Coskata executives, who until the announcement had kept the company’s existence and technology under wraps, say they have developed a hybrid approach involving both thermochemical and biological processes for making ethanol. Until now, most researchers have focused on developing either thermochemical or biological methods. Coskata says that besides being cheaper than other ethanol production processes under development, its technology uses less energy and water.
GM will give financial, technical, and marketing support to Coskata to help it scale up its process, which so far has been demonstrated only at the lab scale. Coskata is completing a pilot-scale ethanol production facility and will announce locations for a 40,000-gallon-per-year facility and a 100-million-gallon-per-year commercial-scale plant later this year.
Coskata joins a number of other companies looking for ways to make biofuels from alternative sources.

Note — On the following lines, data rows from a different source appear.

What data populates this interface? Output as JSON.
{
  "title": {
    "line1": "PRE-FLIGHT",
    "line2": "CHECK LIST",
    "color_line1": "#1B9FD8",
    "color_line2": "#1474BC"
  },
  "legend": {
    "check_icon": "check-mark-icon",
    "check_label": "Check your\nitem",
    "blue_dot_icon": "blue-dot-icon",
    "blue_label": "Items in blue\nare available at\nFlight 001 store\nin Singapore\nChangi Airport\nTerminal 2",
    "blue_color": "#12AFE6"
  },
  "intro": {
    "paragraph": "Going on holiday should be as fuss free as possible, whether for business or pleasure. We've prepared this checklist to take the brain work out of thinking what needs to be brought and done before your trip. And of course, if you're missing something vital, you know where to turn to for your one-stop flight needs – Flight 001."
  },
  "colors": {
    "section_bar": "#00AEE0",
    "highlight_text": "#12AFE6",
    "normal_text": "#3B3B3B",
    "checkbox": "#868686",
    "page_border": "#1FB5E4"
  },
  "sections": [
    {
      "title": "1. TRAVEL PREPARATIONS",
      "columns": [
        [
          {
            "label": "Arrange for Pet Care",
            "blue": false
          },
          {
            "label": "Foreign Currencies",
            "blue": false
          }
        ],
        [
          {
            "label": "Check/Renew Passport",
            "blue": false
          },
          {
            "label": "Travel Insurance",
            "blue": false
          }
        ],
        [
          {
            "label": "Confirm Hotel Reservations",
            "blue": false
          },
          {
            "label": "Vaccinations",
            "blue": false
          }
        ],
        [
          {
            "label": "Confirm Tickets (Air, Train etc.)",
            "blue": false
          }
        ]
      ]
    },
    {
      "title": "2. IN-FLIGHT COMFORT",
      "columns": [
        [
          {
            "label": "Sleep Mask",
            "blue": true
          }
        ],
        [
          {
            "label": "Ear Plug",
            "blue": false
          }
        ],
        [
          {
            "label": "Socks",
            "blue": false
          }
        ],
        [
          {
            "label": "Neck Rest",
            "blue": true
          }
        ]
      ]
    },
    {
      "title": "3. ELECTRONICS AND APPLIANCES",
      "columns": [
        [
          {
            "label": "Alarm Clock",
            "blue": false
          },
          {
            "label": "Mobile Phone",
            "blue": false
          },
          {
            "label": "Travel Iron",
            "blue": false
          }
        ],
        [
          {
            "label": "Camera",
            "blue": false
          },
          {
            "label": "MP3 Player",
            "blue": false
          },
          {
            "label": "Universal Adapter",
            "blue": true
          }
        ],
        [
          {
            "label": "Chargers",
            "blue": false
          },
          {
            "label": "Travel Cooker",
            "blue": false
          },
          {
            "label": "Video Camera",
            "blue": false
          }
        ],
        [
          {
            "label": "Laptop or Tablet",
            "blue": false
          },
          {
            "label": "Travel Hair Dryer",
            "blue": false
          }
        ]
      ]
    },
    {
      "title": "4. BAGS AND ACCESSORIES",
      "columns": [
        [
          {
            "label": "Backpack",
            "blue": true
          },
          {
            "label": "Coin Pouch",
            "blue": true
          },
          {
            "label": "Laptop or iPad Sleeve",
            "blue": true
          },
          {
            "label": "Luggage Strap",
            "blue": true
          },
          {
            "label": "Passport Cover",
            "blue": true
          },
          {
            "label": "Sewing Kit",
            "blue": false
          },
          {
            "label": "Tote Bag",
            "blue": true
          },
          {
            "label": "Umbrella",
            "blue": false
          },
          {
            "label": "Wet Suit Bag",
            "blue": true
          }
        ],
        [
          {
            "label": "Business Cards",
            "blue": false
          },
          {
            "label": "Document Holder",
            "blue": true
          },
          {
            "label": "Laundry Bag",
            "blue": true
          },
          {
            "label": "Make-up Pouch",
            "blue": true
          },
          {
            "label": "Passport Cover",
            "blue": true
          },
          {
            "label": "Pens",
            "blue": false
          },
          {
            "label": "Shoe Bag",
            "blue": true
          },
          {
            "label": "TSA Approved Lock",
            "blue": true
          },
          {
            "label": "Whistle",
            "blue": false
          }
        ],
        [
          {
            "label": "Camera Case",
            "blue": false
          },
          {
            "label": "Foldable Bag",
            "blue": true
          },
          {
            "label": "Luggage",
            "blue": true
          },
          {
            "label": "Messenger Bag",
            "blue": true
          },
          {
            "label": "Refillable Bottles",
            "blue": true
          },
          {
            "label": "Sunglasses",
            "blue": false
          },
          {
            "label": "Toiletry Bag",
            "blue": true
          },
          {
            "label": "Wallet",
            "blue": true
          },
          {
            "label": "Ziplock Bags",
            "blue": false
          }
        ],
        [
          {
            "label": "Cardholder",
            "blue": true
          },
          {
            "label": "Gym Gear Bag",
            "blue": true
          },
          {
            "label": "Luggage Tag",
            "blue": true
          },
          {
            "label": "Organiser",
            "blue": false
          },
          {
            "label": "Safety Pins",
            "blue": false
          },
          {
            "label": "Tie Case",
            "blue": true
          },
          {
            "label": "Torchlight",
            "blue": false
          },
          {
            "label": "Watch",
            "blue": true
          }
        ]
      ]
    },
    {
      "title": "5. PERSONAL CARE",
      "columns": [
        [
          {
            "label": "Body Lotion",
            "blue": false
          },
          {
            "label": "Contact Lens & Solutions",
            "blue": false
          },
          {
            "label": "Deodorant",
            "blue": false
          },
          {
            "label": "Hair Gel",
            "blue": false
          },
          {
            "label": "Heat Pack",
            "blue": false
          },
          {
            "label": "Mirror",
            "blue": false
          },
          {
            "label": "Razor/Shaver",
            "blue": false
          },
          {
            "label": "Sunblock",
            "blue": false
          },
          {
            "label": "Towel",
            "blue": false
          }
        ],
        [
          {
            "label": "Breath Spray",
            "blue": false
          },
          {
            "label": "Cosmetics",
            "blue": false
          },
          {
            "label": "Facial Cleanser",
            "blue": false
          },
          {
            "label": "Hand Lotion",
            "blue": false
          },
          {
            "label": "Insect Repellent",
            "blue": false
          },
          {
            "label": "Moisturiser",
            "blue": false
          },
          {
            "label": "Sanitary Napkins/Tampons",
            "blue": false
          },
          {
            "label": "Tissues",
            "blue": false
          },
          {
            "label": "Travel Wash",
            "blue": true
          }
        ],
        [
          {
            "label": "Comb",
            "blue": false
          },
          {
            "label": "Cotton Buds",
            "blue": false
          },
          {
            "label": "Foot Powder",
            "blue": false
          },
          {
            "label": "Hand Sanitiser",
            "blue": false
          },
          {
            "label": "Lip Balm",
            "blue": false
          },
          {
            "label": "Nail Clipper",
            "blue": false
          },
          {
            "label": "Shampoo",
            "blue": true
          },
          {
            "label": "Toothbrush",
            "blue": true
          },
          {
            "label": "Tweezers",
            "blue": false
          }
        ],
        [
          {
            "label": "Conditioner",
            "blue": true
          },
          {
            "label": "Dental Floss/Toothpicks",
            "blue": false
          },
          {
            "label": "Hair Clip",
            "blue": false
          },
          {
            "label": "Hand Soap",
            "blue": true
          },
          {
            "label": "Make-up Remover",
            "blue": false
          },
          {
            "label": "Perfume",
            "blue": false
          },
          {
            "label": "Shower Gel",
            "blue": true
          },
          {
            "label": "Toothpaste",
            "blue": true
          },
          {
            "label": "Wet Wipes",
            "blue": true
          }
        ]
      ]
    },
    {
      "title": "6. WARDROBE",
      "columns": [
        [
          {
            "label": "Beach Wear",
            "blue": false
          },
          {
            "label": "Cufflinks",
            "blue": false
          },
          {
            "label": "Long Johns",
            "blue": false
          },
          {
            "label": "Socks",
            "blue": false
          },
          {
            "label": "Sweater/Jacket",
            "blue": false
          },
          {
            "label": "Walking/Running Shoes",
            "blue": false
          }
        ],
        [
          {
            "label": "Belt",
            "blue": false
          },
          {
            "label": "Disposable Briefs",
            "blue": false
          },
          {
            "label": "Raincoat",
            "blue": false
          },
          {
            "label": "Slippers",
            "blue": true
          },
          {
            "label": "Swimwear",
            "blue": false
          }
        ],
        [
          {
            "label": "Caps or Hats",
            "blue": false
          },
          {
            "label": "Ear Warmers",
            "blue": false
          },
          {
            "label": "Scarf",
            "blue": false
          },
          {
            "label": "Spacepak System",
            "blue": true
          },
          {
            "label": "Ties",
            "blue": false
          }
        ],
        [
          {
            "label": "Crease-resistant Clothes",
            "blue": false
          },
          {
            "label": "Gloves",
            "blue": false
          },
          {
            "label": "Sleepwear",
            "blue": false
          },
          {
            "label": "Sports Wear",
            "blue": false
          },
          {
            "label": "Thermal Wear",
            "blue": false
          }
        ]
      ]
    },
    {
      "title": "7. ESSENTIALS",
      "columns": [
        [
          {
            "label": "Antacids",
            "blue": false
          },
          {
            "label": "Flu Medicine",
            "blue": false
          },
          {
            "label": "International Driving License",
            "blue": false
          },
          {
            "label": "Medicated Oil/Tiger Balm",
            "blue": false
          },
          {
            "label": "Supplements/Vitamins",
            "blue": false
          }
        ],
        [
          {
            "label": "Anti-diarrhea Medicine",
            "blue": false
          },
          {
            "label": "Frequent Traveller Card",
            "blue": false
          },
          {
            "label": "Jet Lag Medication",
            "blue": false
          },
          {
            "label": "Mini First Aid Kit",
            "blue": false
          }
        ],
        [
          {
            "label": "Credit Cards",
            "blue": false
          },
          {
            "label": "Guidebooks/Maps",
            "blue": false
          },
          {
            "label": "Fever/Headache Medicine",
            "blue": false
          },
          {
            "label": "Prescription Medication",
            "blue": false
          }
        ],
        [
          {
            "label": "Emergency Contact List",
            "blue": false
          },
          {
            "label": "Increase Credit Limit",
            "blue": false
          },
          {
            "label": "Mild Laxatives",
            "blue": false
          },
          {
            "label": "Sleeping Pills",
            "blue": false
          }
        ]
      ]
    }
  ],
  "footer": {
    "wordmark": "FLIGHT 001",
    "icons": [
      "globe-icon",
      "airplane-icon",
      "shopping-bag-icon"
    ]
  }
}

A new federal mandate, signed into law late last month, calls for 36 billion gallons of biofuels to be produced by 2022; of that, 21 billion gallons is to come from sources other than corn grain. But so far technology for making ethanol from such feedstocks has not been proved commercially.
The Coskata process begins with gasification, a well-known technology that involves heating up a wide range of organic materials until their components disassociate and form synthesis gas, a mixture of hydrogen, carbon monoxide, and carbon dioxide. Then, instead of using chemical catalysts to convert the syngas into various alcohols as is done in conventional processes (see “Breaking Ground on Cellulosic Ethanol”), Coskata uses new strains of bacteria to convert it into ethanol. Since ethanol is the only product, the technique produces a better overall yield than catalytic processes. Bacteria are also easier to work with than catalysts in some ways. For example, they’re not as particular about the ratio of gases in the syngas. “It is theoretically possible to feed our organism exclusively carbon monoxide and it will make ethanol from that,” says Richard Tobey, vice president of R&D and engineering at Coskata. “You can’t do that with the catalytic approaches.”
The hybrid system makes it practical to use an alternative to the conventional distillation step used in ethanol production; the Coskata version uses only half as much energy. In this alternative process, called vapor permeation, water and ethanol vapor pass through a tubelike membrane. By the end, almost all the water has been removed, leaving behind ethanol that’s 99.7 percent pure. Ordinary fermentation processes produce a broth of water and ethanol full of processed biomass that would clog up such a membrane.
At least one other company has tried a hybrid approach to making ethanol: the biofuels company BRI Energy found similar bacteria that can process syngas. But Andy Aden, a senior researcher investigating cellulosic ethanol at the National Renewable Energy Laboratory in Golden, CO, says one problem with such approaches is that it’s been difficult to make the syngas accessible to the bacteria, since syngas doesn’t dissolve easily in water. Coskata has tackled this problem with a new bioreactor design in which bacteria grow in dense biofilms on the outside of hollow fibers. Syngas is pumped through the inside of these fibers and diffuses through them directly to the biofilm. Aden says the biofilm approach sounds promising, although he cautions that such systems have been difficult to scale up to the commercial scale.
While Coskata says its process can work with a very wide range of feedstocks, in practice it might be best suited for specific materials. “I think that it will work very well for woody materials and maybe almost uniquely well for municipal solid waste and some of these other high-carbon wastes, like tires,” says Bruce Dale, a professor of chemical engineering and materials science at Michigan State University. But he says biological approaches could work better with feedstocks such as switchgrass.
So far the company makes ethanol only a few drips at a time. The economics of the process at the commercial scale will depend on a number of factors, including how much the feedstock costs and whether the system works well in larger bioreactors.